# This needs a caption.



## Pappy (Jul 29, 2015)

C'mon, give it your best shot.


----------



## Meanderer (Jul 29, 2015)

Hot Dog!


----------



## SifuPhil (Jul 29, 2015)

Freddie suddenly realized that he'd look terrible with a wave ...


----------



## Jackie22 (Jul 29, 2015)

"I do hope she didn't wind too tight, I hate frizz."


----------



## Shalimar (Jul 29, 2015)

Does this collar make me look fat?


----------



## Shirley (Jul 29, 2015)

I wish she'd hurry up.

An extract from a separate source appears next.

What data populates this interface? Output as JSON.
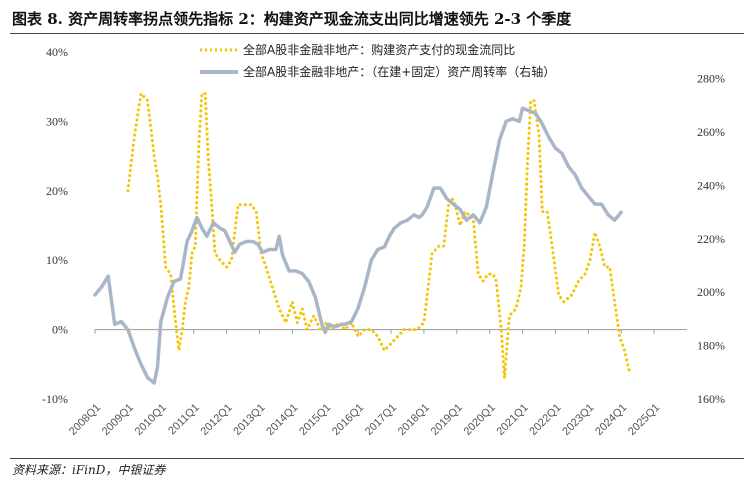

I gotta pee!


----------



## Meanderer (Jul 29, 2015)

Ro-Roh!


----------



## Pappy (Jul 29, 2015)

Good ones all. 
 I'm going to bite that kid right on the ass when I get outta here.


----------



## RadishRose (Jul 29, 2015)

Mom are you gonna look like that dog when you get outta that thing?


----------



## jujube (Jul 29, 2015)

"As soon as I get groomed, my owners are going to make me smart!  They said they're taking me to the vet to get tutored........"


----------



## Cookie (Jul 29, 2015)

Don't look now, but I think I've been spotted.


----------



## JustBonee (Jul 30, 2015)

"I've really got better things to do on a Saturday afternoon!"


----------



## RadishRose (Jul 30, 2015)

jujube said:


> "As soon as I get groomed, my owners are going to make me smart!  They said they're taking me to the vet to get tutored........"




"Tutored".....LOL


----------